Mark Girouard

Murder in Madison Square Garden

In Victorian and Edwardian England architects did not get themselves murdered.

issue 13 November 2010

In Victorian and Edwardian England architects did not get themselves murdered. They weren’t playboys, they didn’t have it off with their clients’ wives, they were in no way fashionable even if designing for fashionable people.They were solid members of the professional classes. Lutyens, with his grand marriage and his socialising, was an exception, but his Peter-Pan philanderings with Lady Sackville in the 1920s pale beside the stormy sex life which brought Frank Lloyd Wright into the headlines in 1909.

No English architects inspired a novel or a film; a Secret Life of William Butterfield would be unthinkable; John Galsworthy’s Bosinney had no model in real life. But Ayn Rand went to Chicago architecture to make Louis Sullivan the hero and Daniel Burnham the villain in her lurid bestseller The Fountainhead. Stanford White is not short of biographies, and there was a film in 1955, The Girl on the Red Velvet Swing, with Joan Collins as a beautiful chorus girl; reading Mosette Broderick makes one see why. There is all that one could wish for of colour, sex and tragedy in the rise, decline and finally murder of the third partner in the renowned firm of McKim, Mead and White.

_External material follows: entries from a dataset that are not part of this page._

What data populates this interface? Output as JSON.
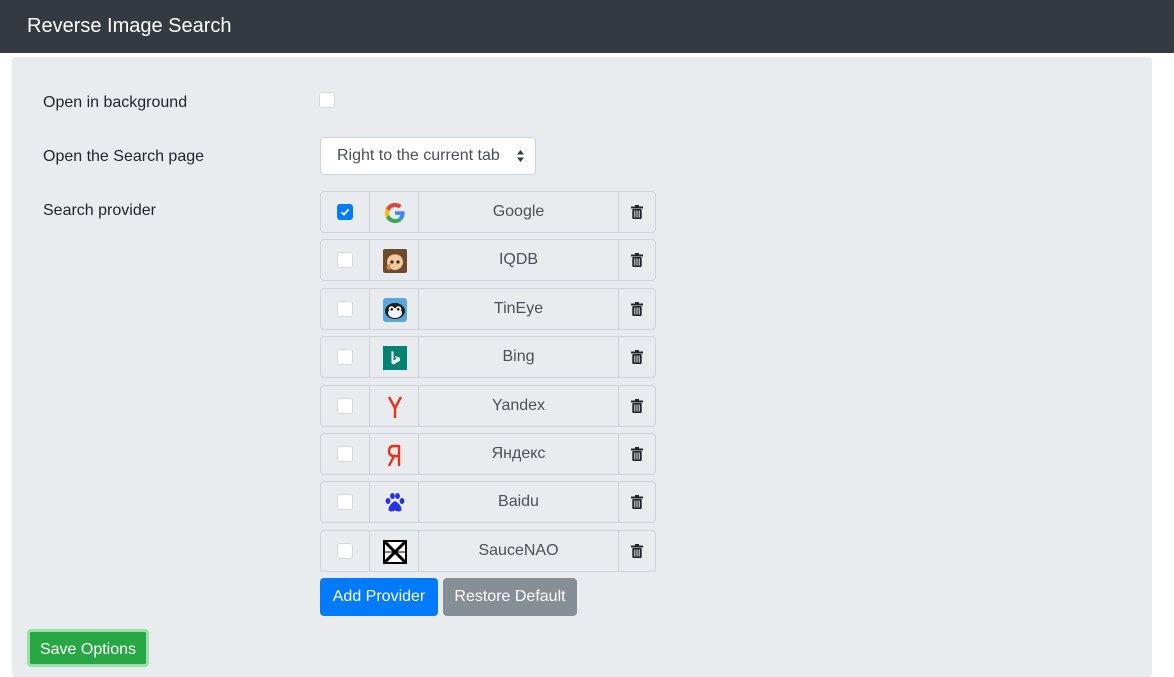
{
  "header": {
    "title": "Reverse Image Search"
  },
  "options": {
    "open_background_label": "Open in background",
    "open_background_checked": false,
    "open_search_page_label": "Open the Search page",
    "open_search_page_value": "Right to the current tab",
    "search_provider_label": "Search provider"
  },
  "providers": [
    {
      "name": "Google",
      "enabled": true,
      "icon": "google-icon"
    },
    {
      "name": "IQDB",
      "enabled": false,
      "icon": "iqdb-icon"
    },
    {
      "name": "TinEye",
      "enabled": false,
      "icon": "tineye-icon"
    },
    {
      "name": "Bing",
      "enabled": false,
      "icon": "bing-icon"
    },
    {
      "name": "Yandex",
      "enabled": false,
      "icon": "yandex-icon"
    },
    {
      "name": "Яндекс",
      "enabled": false,
      "icon": "yandex-ru-icon"
    },
    {
      "name": "Baidu",
      "enabled": false,
      "icon": "baidu-icon"
    },
    {
      "name": "SauceNAO",
      "enabled": false,
      "icon": "saucenao-icon"
    }
  ],
  "buttons": {
    "add_provider": "Add Provider",
    "restore_default": "Restore Default",
    "save_options": "Save Options"
  },
  "colors": {
    "navbar": "#343a40",
    "panel": "#e9ecef",
    "primary": "#007bff",
    "secondary": "#868e96",
    "success": "#28a745"
  }
}
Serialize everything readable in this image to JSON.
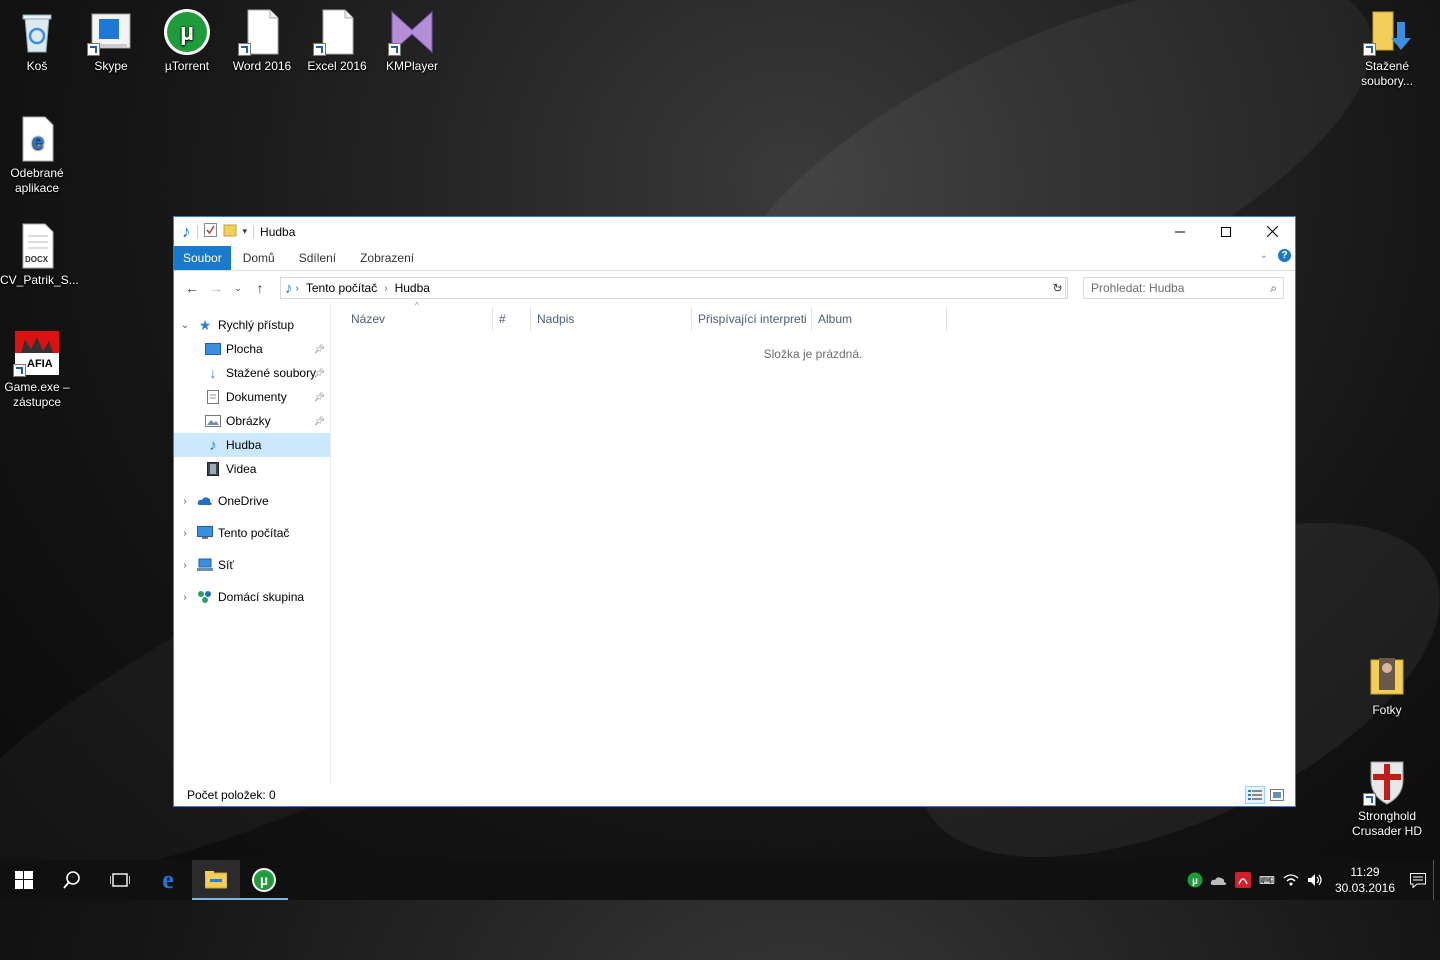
{
  "desktop": {
    "icons": [
      {
        "label": "Koš"
      },
      {
        "label": "Skype"
      },
      {
        "label": "µTorrent"
      },
      {
        "label": "Word 2016"
      },
      {
        "label": "Excel 2016"
      },
      {
        "label": "KMPlayer"
      },
      {
        "label": "Stažené soubory..."
      },
      {
        "label": "Odebrané aplikace"
      },
      {
        "label": "CV_Patrik_S..."
      },
      {
        "label": "Game.exe – zástupce"
      },
      {
        "label": "Fotky"
      },
      {
        "label": "Stronghold Crusader HD"
      }
    ],
    "docx_badge": "DOCX",
    "mafia_badge": "AFIA"
  },
  "window": {
    "title": "Hudba",
    "ribbon_tabs": [
      "Soubor",
      "Domů",
      "Sdílení",
      "Zobrazení"
    ],
    "help_label": "?",
    "breadcrumb": [
      "Tento počítač",
      "Hudba"
    ],
    "search_placeholder": "Prohledat: Hudba",
    "nav": {
      "quick_access": "Rychlý přístup",
      "items": [
        "Plocha",
        "Stažené soubory",
        "Dokumenty",
        "Obrázky",
        "Hudba",
        "Videa"
      ],
      "onedrive": "OneDrive",
      "this_pc": "Tento počítač",
      "network": "Síť",
      "homegroup": "Domácí skupina"
    },
    "columns": [
      "Název",
      "#",
      "Nadpis",
      "Přispívající interpreti",
      "Album"
    ],
    "empty_message": "Složka je prázdná.",
    "status": "Počet položek: 0"
  },
  "taskbar": {
    "time": "11:29",
    "date": "30.03.2016"
  },
  "colors": {
    "accent": "#1979ca",
    "selection": "#cce8ff",
    "taskbar": "#101010"
  }
}
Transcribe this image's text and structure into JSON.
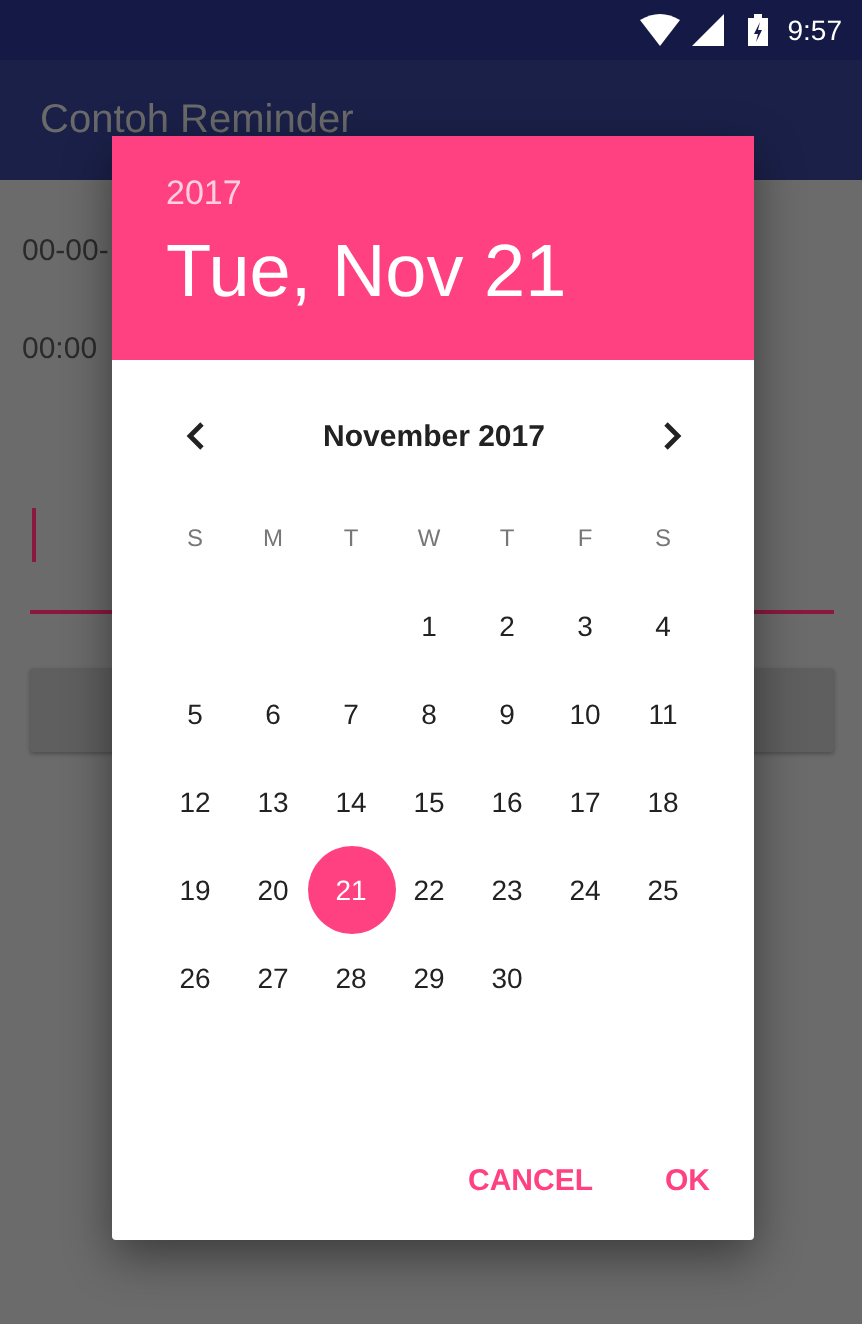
{
  "status_bar": {
    "time": "9:57"
  },
  "app_bar": {
    "title": "Contoh Reminder"
  },
  "form": {
    "date_text": "00-00-",
    "time_text": "00:00"
  },
  "dialog": {
    "year": "2017",
    "date_title": "Tue, Nov 21",
    "month_label": "November 2017",
    "weekdays": [
      "S",
      "M",
      "T",
      "W",
      "T",
      "F",
      "S"
    ],
    "weeks": [
      [
        {
          "kind": "blank"
        },
        {
          "kind": "blank"
        },
        {
          "kind": "blank"
        },
        {
          "kind": "day",
          "day": "1",
          "selected": false
        },
        {
          "kind": "day",
          "day": "2",
          "selected": false
        },
        {
          "kind": "day",
          "day": "3",
          "selected": false
        },
        {
          "kind": "day",
          "day": "4",
          "selected": false
        }
      ],
      [
        {
          "kind": "day",
          "day": "5",
          "selected": false
        },
        {
          "kind": "day",
          "day": "6",
          "selected": false
        },
        {
          "kind": "day",
          "day": "7",
          "selected": false
        },
        {
          "kind": "day",
          "day": "8",
          "selected": false
        },
        {
          "kind": "day",
          "day": "9",
          "selected": false
        },
        {
          "kind": "day",
          "day": "10",
          "selected": false
        },
        {
          "kind": "day",
          "day": "11",
          "selected": false
        }
      ],
      [
        {
          "kind": "day",
          "day": "12",
          "selected": false
        },
        {
          "kind": "day",
          "day": "13",
          "selected": false
        },
        {
          "kind": "day",
          "day": "14",
          "selected": false
        },
        {
          "kind": "day",
          "day": "15",
          "selected": false
        },
        {
          "kind": "day",
          "day": "16",
          "selected": false
        },
        {
          "kind": "day",
          "day": "17",
          "selected": false
        },
        {
          "kind": "day",
          "day": "18",
          "selected": false
        }
      ],
      [
        {
          "kind": "day",
          "day": "19",
          "selected": false
        },
        {
          "kind": "day",
          "day": "20",
          "selected": false
        },
        {
          "kind": "day",
          "day": "21",
          "selected": true
        },
        {
          "kind": "day",
          "day": "22",
          "selected": false
        },
        {
          "kind": "day",
          "day": "23",
          "selected": false
        },
        {
          "kind": "day",
          "day": "24",
          "selected": false
        },
        {
          "kind": "day",
          "day": "25",
          "selected": false
        }
      ],
      [
        {
          "kind": "day",
          "day": "26",
          "selected": false
        },
        {
          "kind": "day",
          "day": "27",
          "selected": false
        },
        {
          "kind": "day",
          "day": "28",
          "selected": false
        },
        {
          "kind": "day",
          "day": "29",
          "selected": false
        },
        {
          "kind": "day",
          "day": "30",
          "selected": false
        }
      ]
    ],
    "buttons": [
      "CANCEL",
      "OK"
    ]
  }
}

Broderick is concerned with the whole firm, not just with White. Her book is the result of years of research; it leaves one fascinated, even if longing for even more and bigger illustrations. She covers the partners (not much about Mead, a grey man who ran the office) their assistants, their buildings, their clients and the background of all of them. The result is a fascinating cross section from East Coast and especially New York life — and one that helps to explain White’s personal disaster.